おそろいの制服に身を包んだその可愛らしい容姿と、美しいボーイソプラノ。「天使の歌声」で多くの人々を魅了し続けるウィーン少年合唱団がコロナ禍を経て、4年ぶりに来日した。
今年でなんと創立525年(!)という世界一歴史のある少年合唱団であり、2017年にはオーストリアのユネスコ無形文化遺産にも登録された。
その成り立ちは? 最近は多様な人種の少年が見られるけれど、世界中から少年が集まってくるのはなぜ? 少女合唱団はないの? など、気になることがたくさん!
天使の羽のようなベールに包まれたウィーン少年合唱団の“実態”を、関係者に直撃した。
神聖ローマ帝国皇帝ゆかりの少年聖歌隊が始まり
ウィーン少年合唱団の始まりは、1498年の神聖ローマ帝国にさかのぼる。時の皇帝マクシミリアン1世がウィーンに創設した宮廷合唱団の少年聖歌隊だった。長らく栄華を誇った王朝・ハプスブルク家に代々愛されてきたが、第1次世界大戦を経て1918年にハプスブルク帝国は崩壊する。

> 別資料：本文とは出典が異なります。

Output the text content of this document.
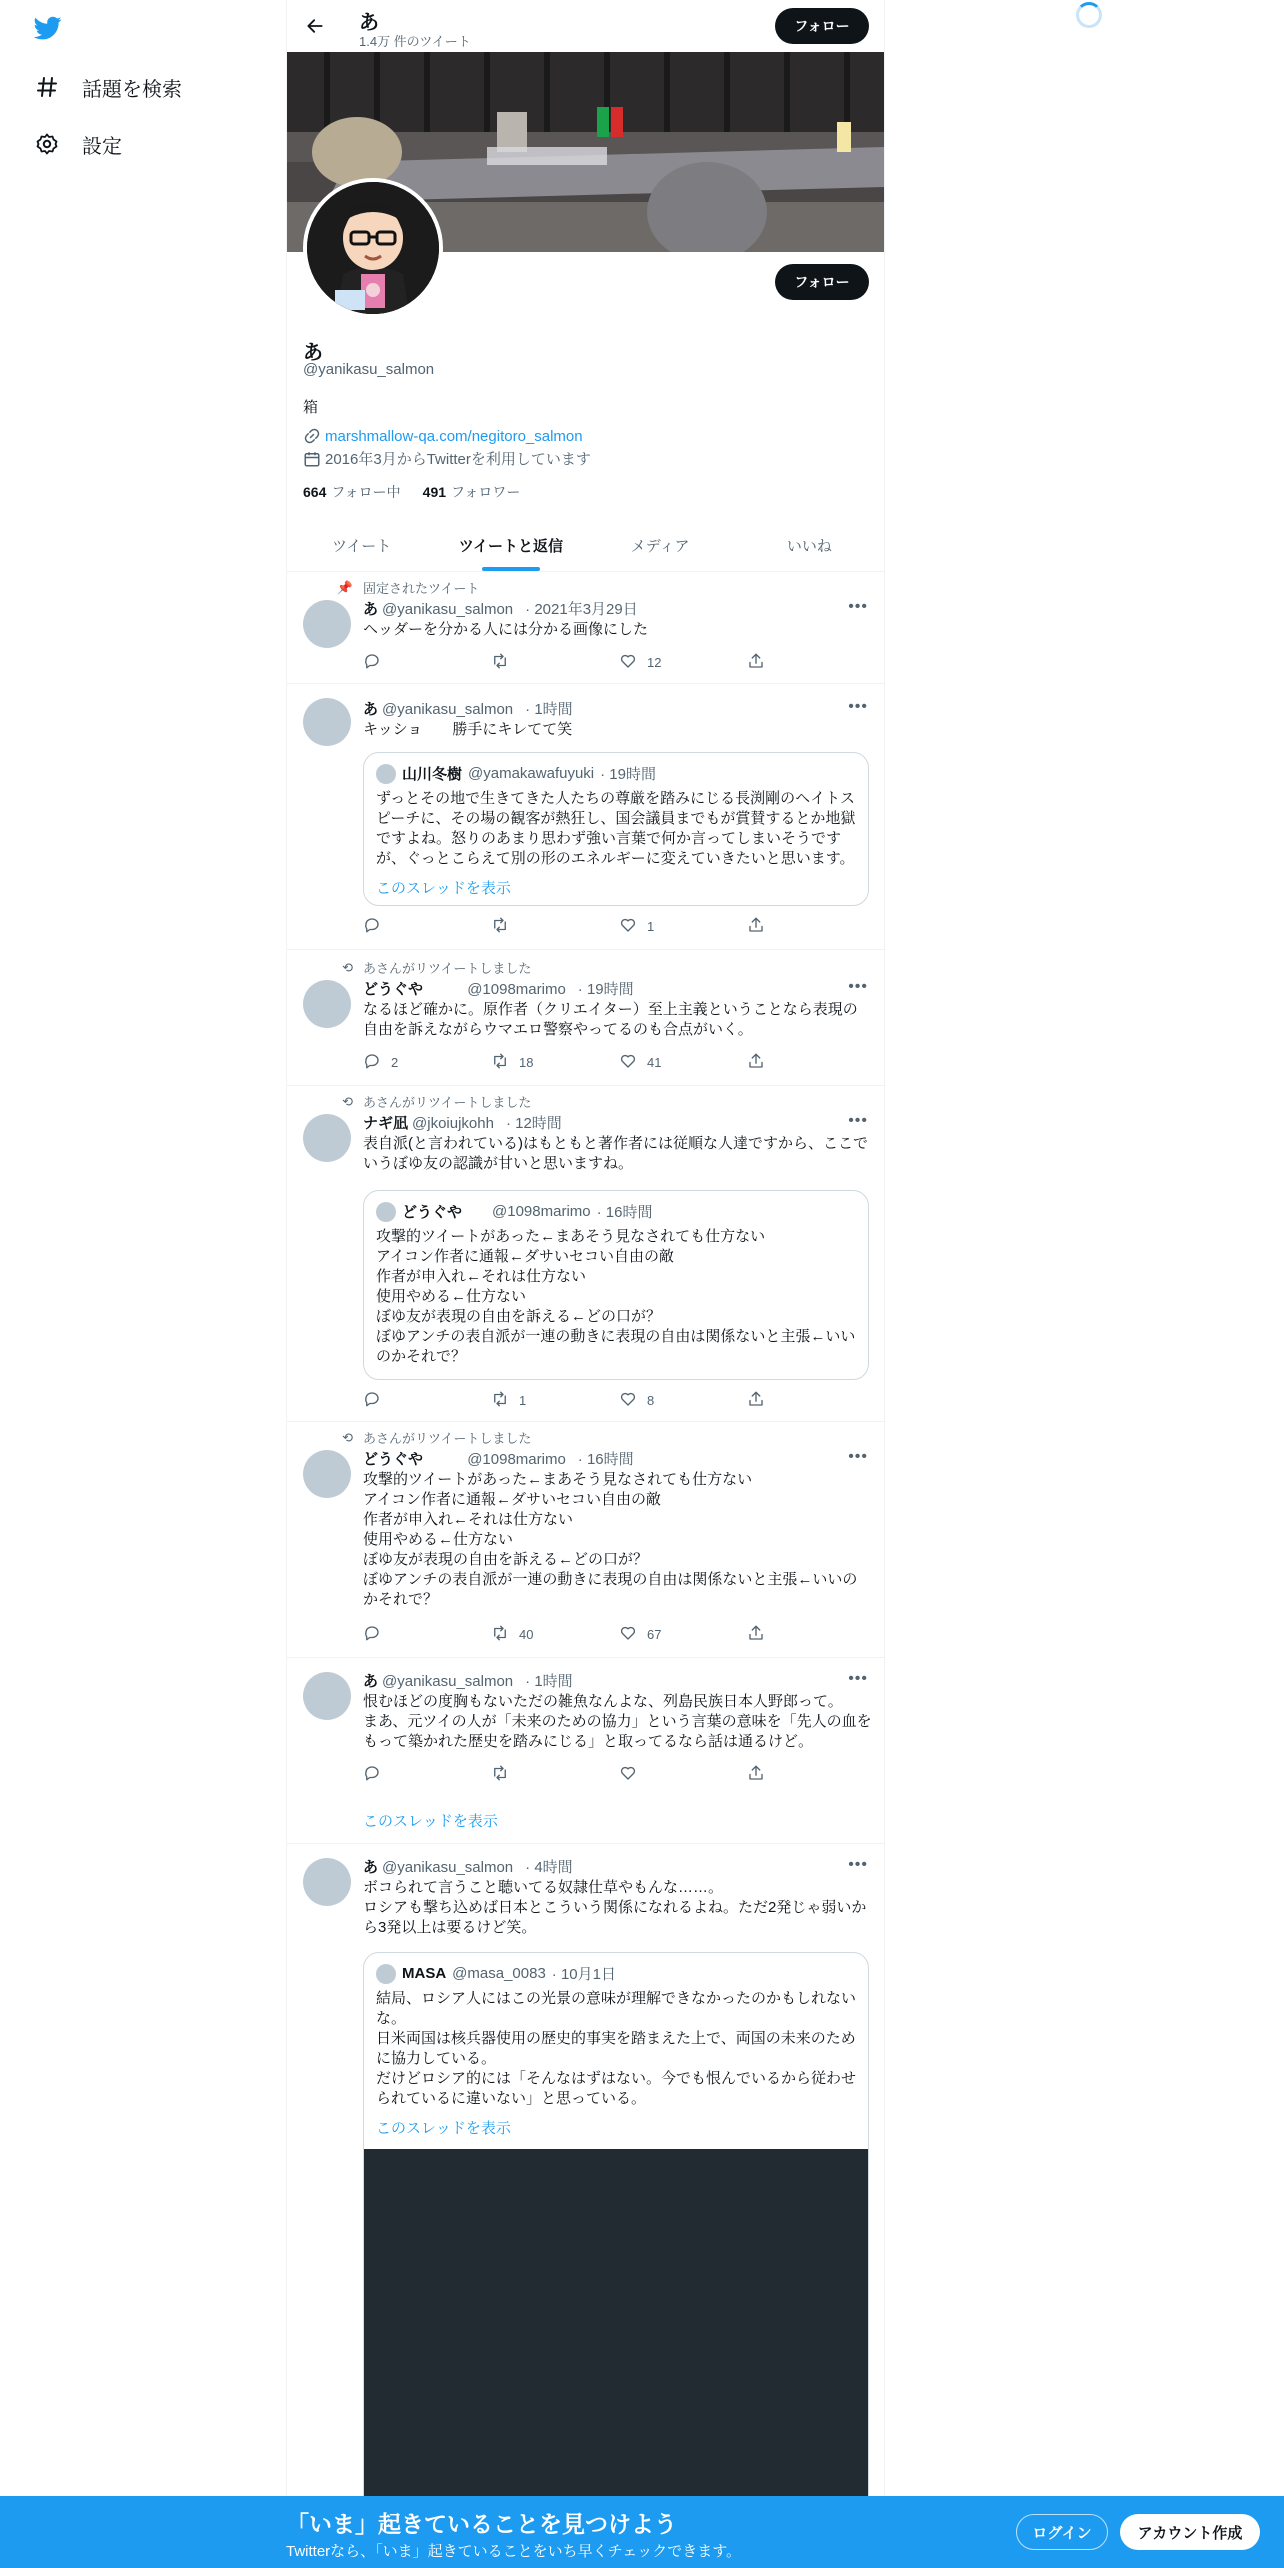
話題を検索
設定
あ
1.4万 件のツイート
フォロー
フォロー
あ
@yanikasu_salmon
箱
marshmallow-qa.com/negitoro_salmon
2016年3月からTwitterを利用しています
664 フォロー中 491 フォロワー
ツイート	ツイートと返信	メディア	いいね
📌 固定されたツイート
あ @yanikasu_salmon · 2021年3月29日	•••
ヘッダーを分かる人には分かる画像にした
12
あ @yanikasu_salmon · 1時間	•••
キッショ　　勝手にキレてて笑
山川冬樹 @yamakawafuyuki · 19時間
ずっとその地で生きてきた人たちの尊厳を踏みにじる長渕剛のヘイトスピーチに、その場の観客が熱狂し、国会議員までもが賞賛するとか地獄ですよね。怒りのあまり思わず強い言葉で何か言ってしまいそうですが、ぐっとこらえて別の形のエネルギーに変えていきたいと思います。
このスレッドを表示
1
⟲ あさんがリツイートしました
どうぐや	@1098marimo · 19時間	•••
なるほど確かに。原作者（クリエイター）至上主義ということなら表現の自由を訴えながらウマエロ警察やってるのも合点がいく。
2	18	41
⟲ あさんがリツイートしました
ナギ凪 @jkoiujkohh · 12時間	•••
表自派(と言われている)はもともと著作者には従順な人達ですから、ここでいうぼゆ友の認識が甘いと思いますね。
どうぐや @1098marimo · 16時間
攻撃的ツイートがあった←まあそう見なされても仕方ない
アイコン作者に通報←ダサいセコい自由の敵
作者が申入れ←それは仕方ない
使用やめる←仕方ない
ぼゆ友が表現の自由を訴える←どの口が？
ぼゆアンチの表自派が一連の動きに表現の自由は関係ないと主張←いいのかそれで？
1	8
⟲ あさんがリツイートしました
どうぐや	@1098marimo · 16時間	•••
攻撃的ツイートがあった←まあそう見なされても仕方ない
アイコン作者に通報←ダサいセコい自由の敵
作者が申入れ←それは仕方ない
使用やめる←仕方ない
ぼゆ友が表現の自由を訴える←どの口が？
ぼゆアンチの表自派が一連の動きに表現の自由は関係ないと主張←いいのかそれで？
40	67
あ @yanikasu_salmon · 1時間	•••
恨むほどの度胸もないただの雑魚なんよな、列島民族日本人野郎って。
まあ、元ツイの人が「未来のための協力」という言葉の意味を「先人の血をもって築かれた歴史を踏みにじる」と取ってるなら話は通るけど。
このスレッドを表示
あ @yanikasu_salmon · 4時間	•••
ボコられて言うこと聴いてる奴隷仕草やもんな……。
ロシアも撃ち込めば日本とこういう関係になれるよね。ただ2発じゃ弱いから3発以上は要るけど笑。
MASA @masa_0083 · 10月1日
結局、ロシア人にはこの光景の意味が理解できなかったのかもしれないな。
日米両国は核兵器使用の歴史的事実を踏まえた上で、両国の未来のために協力している。
だけどロシア的には「そんなはずはない。今でも恨んでいるから従わせられているに違いない」と思っている。
このスレッドを表示
「いま」起きていることを見つけよう
Twitterなら、「いま」起きていることをいち早くチェックできます。
ログイン	アカウント作成
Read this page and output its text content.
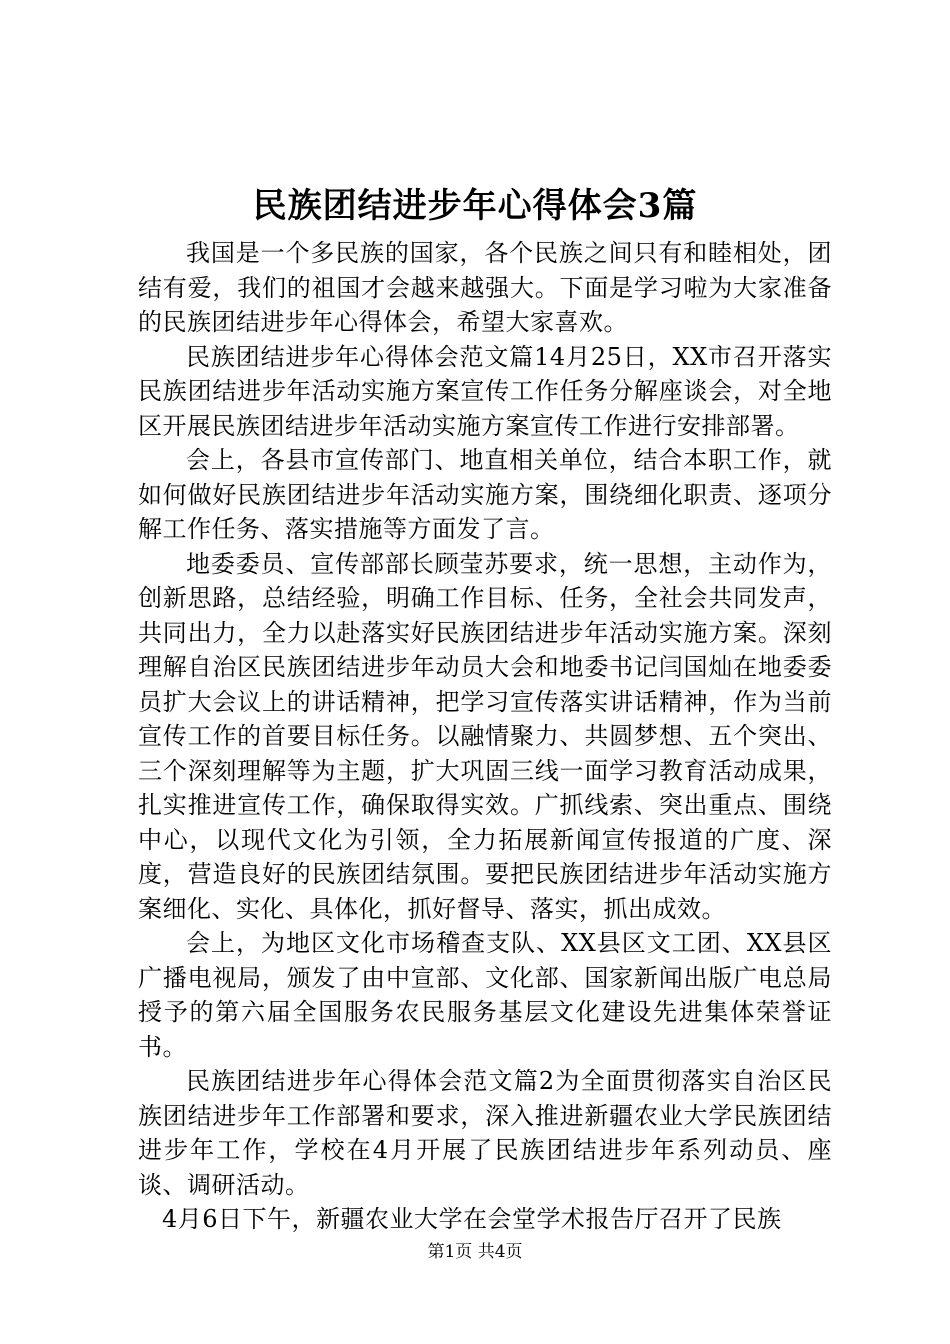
民族团结进步年心得体会3篇

我国是一个多民族的国家，各个民族之间只有和睦相处，团结有爱，我们的祖国才会越来越强大。下面是学习啦为大家准备的民族团结进步年心得体会，希望大家喜欢。

民族团结进步年心得体会范文篇14月25日，XX市召开落实民族团结进步年活动实施方案宣传工作任务分解座谈会，对全地区开展民族团结进步年活动实施方案宣传工作进行安排部署。

会上，各县市宣传部门、地直相关单位，结合本职工作，就如何做好民族团结进步年活动实施方案，围绕细化职责、逐项分解工作任务、落实措施等方面发了言。

地委委员、宣传部部长顾莹苏要求，统一思想，主动作为，创新思路，总结经验，明确工作目标、任务，全社会共同发声，共同出力，全力以赴落实好民族团结进步年活动实施方案。深刻理解自治区民族团结进步年动员大会和地委书记闫国灿在地委委员扩大会议上的讲话精神，把学习宣传落实讲话精神，作为当前宣传工作的首要目标任务。以融情聚力、共圆梦想、五个突出、三个深刻理解等为主题，扩大巩固三线一面学习教育活动成果，扎实推进宣传工作，确保取得实效。广抓线索、突出重点、围绕中心，以现代文化为引领，全力拓展新闻宣传报道的广度、深度，营造良好的民族团结氛围。要把民族团结进步年活动实施方案细化、实化、具体化，抓好督导、落实，抓出成效。

会上，为地区文化市场稽查支队、XX县区文工团、XX县区广播电视局，颁发了由中宣部、文化部、国家新闻出版广电总局授予的第六届全国服务农民服务基层文化建设先进集体荣誉证书。

民族团结进步年心得体会范文篇2为全面贯彻落实自治区民族团结进步年工作部署和要求，深入推进新疆农业大学民族团结进步年工作，学校在4月开展了民族团结进步年系列动员、座谈、调研活动。

4月6日下午，新疆农业大学在会堂学术报告厅召开了民族

第1页 共4页
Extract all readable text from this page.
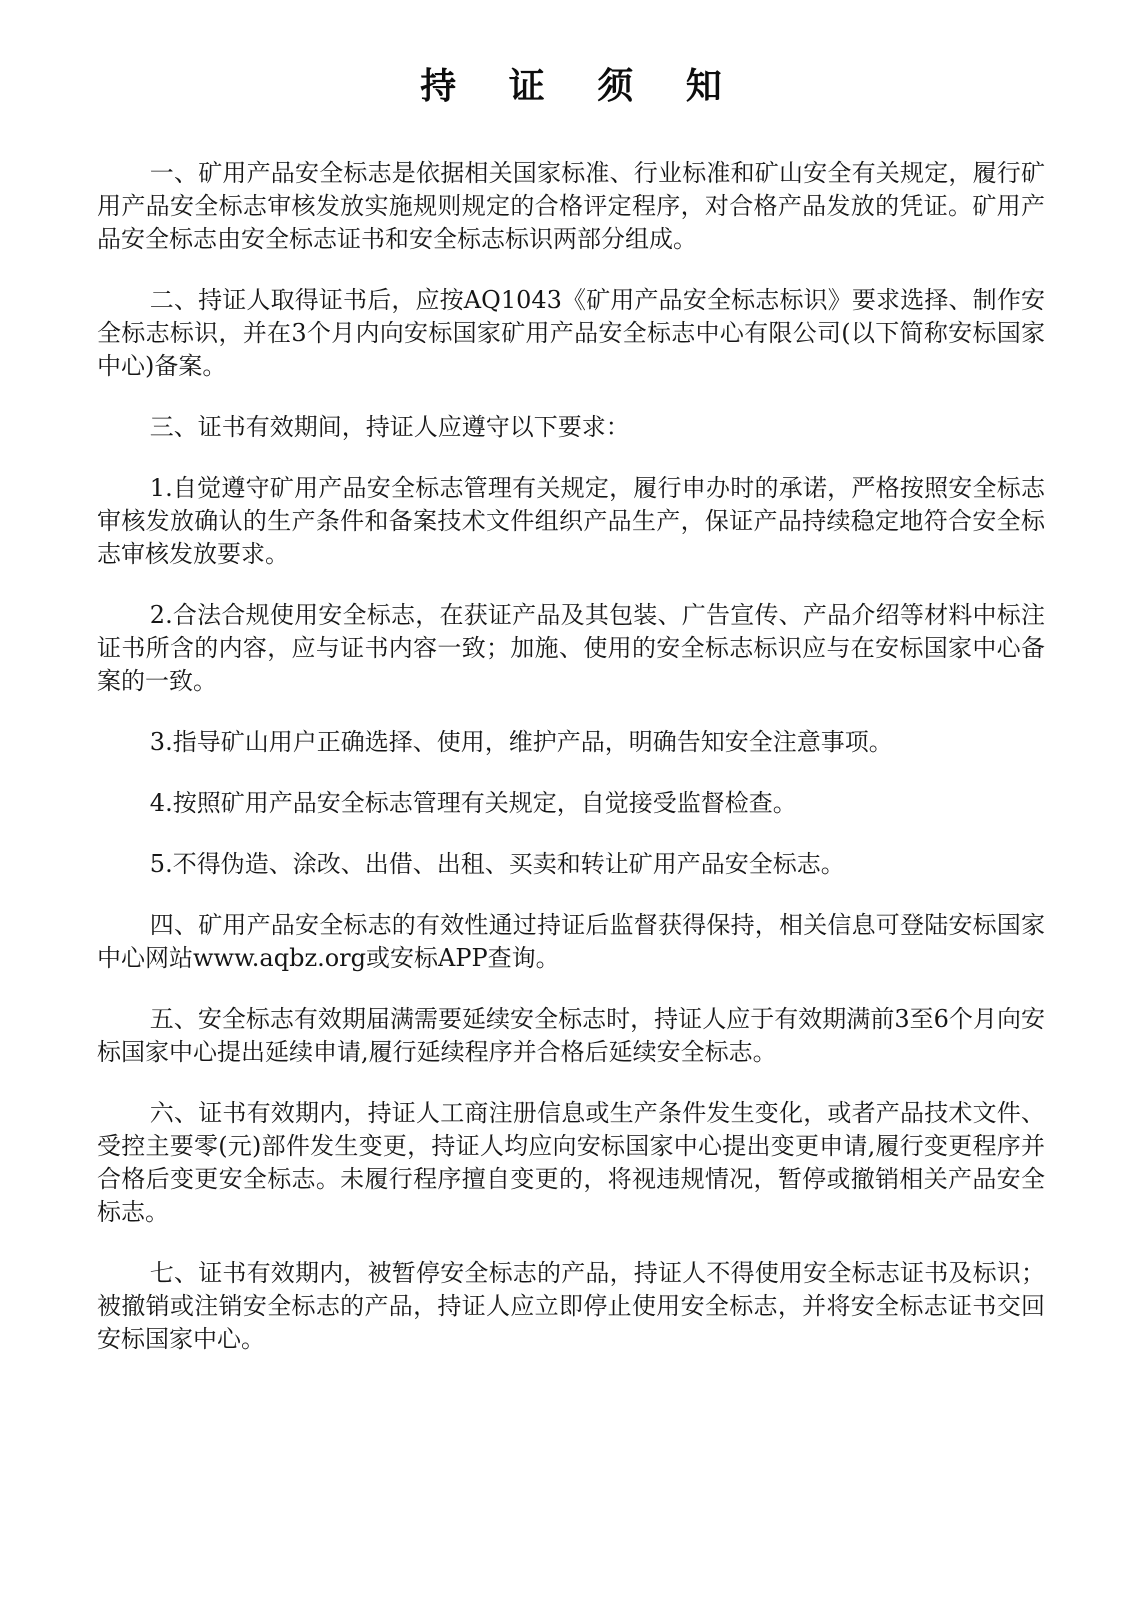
持 证 须 知

一、矿用产品安全标志是依据相关国家标准、行业标准和矿山安全有关规定，履行矿用产品安全标志审核发放实施规则规定的合格评定程序，对合格产品发放的凭证。矿用产品安全标志由安全标志证书和安全标志标识两部分组成。

二、持证人取得证书后，应按AQ1043《矿用产品安全标志标识》要求选择、制作安全标志标识，并在3个月内向安标国家矿用产品安全标志中心有限公司(以下简称安标国家中心)备案。

三、证书有效期间，持证人应遵守以下要求：

1.自觉遵守矿用产品安全标志管理有关规定，履行申办时的承诺，严格按照安全标志审核发放确认的生产条件和备案技术文件组织产品生产，保证产品持续稳定地符合安全标志审核发放要求。

2.合法合规使用安全标志，在获证产品及其包装、广告宣传、产品介绍等材料中标注证书所含的内容，应与证书内容一致；加施、使用的安全标志标识应与在安标国家中心备案的一致。

3.指导矿山用户正确选择、使用，维护产品，明确告知安全注意事项。

4.按照矿用产品安全标志管理有关规定，自觉接受监督检查。

5.不得伪造、涂改、出借、出租、买卖和转让矿用产品安全标志。

四、矿用产品安全标志的有效性通过持证后监督获得保持，相关信息可登陆安标国家中心网站www.aqbz.org或安标APP查询。

五、安全标志有效期届满需要延续安全标志时，持证人应于有效期满前3至6个月向安标国家中心提出延续申请,履行延续程序并合格后延续安全标志。

六、证书有效期内，持证人工商注册信息或生产条件发生变化，或者产品技术文件、受控主要零(元)部件发生变更，持证人均应向安标国家中心提出变更申请,履行变更程序并合格后变更安全标志。未履行程序擅自变更的，将视违规情况，暂停或撤销相关产品安全标志。

七、证书有效期内，被暂停安全标志的产品，持证人不得使用安全标志证书及标识；被撤销或注销安全标志的产品，持证人应立即停止使用安全标志，并将安全标志证书交回安标国家中心。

それとともに、少年合唱団も事実上消滅した。その後政府も救済を試みたが、最後の宮廷楽長だったヨーゼフ・シュミット神父が私財を投じて少年聖歌隊を私立の「ウィーン少年合唱団」として蘇らせたのだという。
「現在は、少年合唱団員も学ぶ合唱団の小学校、中学校、高等学校があり、300人の少年少女が通っています。全員が声楽のレッスンを受け、年齢や性別に合わせていずれかの合唱団で歌っています。ですので『少女合唱団』もあります」(窓口のジャパン・アーツ広報宣伝部、以下同)
ちなみに少年合唱団の初来日は1955年。1959年の日本映画『いつか来た道』には来日した団員が総出演した経緯もあり、日本で大ブームを巻き起こした。
その後も彼らの魅力に引き込まれる人たちは絶えることはなく、1960年後半から1970年代にかけては、来日するたびに少女雑誌の表紙に登場したり特集が組まれていたもの。外国人アイドルの元祖ともいえるだろう。